Niska frekwencja martwi żużlowców
2014-07-02
Ostatni mecz żużlowej Polonii Bydgoszcz przeciwko drużynie KMŻ Lublin obserwowało na żywo zaledwie półtora tysiąca kibiców. Rozczarowany frekwencją był nie tylko trener Jacek Woźniak, ale także jego podopieczni.
Szkoleniowiec Polonii odniósł się do małej liczby fanów na trybunach podczas konferencji prasowej, która miała miejsce bezpośrednio po meczu. W podobnym tonie wypowiedział się m.in. żużlowiec Robert Kościecha.
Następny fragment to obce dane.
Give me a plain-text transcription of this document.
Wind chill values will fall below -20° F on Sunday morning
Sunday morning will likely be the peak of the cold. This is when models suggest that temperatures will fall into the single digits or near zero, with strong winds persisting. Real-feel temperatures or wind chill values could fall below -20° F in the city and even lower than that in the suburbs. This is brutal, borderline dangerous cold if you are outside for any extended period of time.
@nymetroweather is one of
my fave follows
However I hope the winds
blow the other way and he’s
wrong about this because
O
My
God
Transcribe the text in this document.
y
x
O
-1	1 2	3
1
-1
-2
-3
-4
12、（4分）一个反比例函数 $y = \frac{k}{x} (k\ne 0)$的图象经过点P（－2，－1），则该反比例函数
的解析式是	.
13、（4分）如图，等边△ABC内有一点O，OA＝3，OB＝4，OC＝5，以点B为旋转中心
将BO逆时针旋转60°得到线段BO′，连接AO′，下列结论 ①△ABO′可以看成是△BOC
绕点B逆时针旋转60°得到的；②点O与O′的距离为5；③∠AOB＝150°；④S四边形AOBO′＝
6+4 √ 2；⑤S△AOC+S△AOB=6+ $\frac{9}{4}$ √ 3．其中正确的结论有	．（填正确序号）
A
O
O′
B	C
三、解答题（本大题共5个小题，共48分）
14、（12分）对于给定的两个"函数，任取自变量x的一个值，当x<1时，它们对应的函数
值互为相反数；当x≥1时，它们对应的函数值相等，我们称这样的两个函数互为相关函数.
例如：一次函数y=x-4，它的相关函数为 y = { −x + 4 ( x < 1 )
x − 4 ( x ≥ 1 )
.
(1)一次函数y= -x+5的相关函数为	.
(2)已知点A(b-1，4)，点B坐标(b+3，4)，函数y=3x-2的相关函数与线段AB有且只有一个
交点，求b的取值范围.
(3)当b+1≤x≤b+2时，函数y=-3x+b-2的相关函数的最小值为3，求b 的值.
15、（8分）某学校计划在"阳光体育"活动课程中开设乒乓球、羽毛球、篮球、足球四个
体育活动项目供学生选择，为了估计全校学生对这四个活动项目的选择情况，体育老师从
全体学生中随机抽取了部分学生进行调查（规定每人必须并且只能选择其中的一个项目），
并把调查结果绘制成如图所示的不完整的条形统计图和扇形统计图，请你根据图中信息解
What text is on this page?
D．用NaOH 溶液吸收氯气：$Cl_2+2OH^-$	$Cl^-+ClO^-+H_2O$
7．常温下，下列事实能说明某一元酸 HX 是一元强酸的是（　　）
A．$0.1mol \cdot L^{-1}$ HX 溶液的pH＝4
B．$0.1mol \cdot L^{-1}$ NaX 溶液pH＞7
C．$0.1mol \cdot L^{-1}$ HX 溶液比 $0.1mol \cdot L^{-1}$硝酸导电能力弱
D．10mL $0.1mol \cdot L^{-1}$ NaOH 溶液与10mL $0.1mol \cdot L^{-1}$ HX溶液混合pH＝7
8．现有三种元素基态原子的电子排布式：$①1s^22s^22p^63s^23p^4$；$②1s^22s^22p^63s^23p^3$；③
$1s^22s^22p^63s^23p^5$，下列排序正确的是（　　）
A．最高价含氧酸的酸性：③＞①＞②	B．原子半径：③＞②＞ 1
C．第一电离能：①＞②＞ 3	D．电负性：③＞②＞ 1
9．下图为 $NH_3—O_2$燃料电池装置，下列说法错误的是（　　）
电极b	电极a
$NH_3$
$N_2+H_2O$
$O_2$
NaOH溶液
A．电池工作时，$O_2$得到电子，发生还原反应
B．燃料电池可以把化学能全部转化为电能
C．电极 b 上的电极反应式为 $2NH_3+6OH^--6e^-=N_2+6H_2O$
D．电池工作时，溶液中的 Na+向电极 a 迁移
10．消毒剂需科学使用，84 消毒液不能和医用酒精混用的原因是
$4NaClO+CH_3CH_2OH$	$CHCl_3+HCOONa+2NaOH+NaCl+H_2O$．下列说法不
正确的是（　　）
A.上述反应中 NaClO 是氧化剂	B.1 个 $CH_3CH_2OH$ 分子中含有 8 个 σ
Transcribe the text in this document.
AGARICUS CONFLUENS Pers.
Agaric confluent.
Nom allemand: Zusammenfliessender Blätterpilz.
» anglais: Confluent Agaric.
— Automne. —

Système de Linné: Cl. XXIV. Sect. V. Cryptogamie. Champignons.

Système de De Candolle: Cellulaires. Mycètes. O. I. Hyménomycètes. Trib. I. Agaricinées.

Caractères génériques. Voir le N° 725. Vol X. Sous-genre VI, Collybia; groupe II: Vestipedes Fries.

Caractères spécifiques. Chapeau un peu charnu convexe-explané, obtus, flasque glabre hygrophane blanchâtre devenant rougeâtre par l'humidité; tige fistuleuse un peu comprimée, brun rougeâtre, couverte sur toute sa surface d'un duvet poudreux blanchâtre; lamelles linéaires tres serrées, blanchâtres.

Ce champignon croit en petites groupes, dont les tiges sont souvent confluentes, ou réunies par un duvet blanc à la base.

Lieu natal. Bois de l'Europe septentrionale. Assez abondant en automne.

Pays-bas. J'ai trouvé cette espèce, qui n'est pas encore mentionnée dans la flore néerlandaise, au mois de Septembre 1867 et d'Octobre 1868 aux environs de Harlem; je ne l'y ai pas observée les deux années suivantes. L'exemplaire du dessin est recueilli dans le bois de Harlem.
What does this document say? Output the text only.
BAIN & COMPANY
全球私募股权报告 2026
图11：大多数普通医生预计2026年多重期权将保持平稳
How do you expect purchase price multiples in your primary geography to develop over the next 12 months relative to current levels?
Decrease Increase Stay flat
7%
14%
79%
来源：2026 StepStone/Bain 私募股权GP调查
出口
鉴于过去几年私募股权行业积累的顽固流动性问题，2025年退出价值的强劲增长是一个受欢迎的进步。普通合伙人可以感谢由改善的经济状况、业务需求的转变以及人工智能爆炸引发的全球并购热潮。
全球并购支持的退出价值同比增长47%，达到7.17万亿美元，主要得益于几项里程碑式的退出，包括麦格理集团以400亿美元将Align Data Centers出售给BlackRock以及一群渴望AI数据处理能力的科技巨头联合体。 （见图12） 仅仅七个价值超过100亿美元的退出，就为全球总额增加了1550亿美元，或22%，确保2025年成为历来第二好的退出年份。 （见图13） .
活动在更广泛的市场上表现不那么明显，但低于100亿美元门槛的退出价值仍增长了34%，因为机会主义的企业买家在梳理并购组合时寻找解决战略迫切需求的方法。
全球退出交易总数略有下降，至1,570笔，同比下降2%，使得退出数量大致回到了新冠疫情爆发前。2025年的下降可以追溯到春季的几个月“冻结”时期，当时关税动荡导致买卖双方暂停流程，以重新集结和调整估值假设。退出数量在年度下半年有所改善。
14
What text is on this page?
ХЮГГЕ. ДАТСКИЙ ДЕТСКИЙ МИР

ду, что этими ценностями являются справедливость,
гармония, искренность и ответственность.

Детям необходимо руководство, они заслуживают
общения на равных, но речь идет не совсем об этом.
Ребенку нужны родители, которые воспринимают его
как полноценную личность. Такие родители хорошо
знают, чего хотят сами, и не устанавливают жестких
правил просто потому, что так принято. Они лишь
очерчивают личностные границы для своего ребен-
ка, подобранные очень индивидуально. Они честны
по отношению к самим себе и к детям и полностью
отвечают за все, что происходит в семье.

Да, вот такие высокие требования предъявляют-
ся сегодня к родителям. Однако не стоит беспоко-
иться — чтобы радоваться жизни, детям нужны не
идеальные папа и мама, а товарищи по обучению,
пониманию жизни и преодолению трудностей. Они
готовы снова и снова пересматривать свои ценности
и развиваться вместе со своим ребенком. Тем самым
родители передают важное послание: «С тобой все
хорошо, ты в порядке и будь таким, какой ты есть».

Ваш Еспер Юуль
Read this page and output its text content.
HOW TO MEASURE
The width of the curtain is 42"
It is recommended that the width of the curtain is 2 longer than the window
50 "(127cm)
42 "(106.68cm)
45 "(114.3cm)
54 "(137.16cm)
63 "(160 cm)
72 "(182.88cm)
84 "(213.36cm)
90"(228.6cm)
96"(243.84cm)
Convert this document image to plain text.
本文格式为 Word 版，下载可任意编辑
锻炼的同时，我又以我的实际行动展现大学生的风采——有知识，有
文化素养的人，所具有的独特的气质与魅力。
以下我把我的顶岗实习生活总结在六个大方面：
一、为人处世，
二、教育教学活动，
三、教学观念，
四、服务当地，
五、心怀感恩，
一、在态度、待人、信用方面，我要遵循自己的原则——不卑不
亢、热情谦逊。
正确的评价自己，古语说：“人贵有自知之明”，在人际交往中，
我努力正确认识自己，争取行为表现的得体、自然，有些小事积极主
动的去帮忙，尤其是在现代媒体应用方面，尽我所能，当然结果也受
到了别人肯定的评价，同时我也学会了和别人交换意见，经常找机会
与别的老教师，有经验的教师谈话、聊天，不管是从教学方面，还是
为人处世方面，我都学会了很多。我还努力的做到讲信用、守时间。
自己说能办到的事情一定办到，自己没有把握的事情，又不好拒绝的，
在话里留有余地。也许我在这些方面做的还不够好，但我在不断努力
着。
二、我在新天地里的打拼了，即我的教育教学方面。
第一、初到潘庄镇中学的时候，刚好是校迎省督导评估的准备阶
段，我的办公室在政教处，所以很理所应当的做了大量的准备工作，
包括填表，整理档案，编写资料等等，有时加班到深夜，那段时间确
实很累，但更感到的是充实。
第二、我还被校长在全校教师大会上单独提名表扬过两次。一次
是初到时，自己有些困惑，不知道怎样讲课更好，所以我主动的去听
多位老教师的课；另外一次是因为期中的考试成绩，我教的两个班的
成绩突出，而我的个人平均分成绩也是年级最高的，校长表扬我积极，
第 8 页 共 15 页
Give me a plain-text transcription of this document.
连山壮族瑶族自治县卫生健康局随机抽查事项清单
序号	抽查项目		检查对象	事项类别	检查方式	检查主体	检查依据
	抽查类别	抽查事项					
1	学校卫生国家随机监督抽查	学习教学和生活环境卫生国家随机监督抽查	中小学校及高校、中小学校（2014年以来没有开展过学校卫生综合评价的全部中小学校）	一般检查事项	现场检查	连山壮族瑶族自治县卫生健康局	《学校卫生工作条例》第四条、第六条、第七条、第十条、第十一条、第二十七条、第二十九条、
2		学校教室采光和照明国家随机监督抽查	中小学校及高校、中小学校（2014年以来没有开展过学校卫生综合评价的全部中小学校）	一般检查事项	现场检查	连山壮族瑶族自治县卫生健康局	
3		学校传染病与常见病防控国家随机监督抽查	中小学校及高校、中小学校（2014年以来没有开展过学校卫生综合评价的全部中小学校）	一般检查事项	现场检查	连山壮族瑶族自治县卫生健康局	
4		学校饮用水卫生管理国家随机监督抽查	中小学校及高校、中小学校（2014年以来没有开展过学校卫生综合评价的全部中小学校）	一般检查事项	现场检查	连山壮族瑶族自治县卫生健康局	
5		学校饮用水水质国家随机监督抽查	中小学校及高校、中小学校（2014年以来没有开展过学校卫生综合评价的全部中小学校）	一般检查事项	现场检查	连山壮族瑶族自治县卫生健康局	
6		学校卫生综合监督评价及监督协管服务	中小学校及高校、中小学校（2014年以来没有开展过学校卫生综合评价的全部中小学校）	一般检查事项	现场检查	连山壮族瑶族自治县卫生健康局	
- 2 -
- Można powiedzieć, że nasz klub ma teraz garstkę kibiców. To smutne, że bydgoszczanie nie chcą przychodzić na nasze mecze, tym bardziej, że pamiętam czasy, gdy na Polonię chodziły tłumy - powiedział "Kostek" w rozmowie z dziennikarzem serwisu sportowefakty.pl.
- Trudno jeździ się ze świadomością, że niewiele osób nas dopinguje. Chcielibyśmy, by kibiców na trybunach było więcej. Z drugiej strony jesteśmy wdzięczni tym, którzy teraz przychodzą na nasz stadion i mimo spadku z Ekstraligi zostali z nami - podkreślił.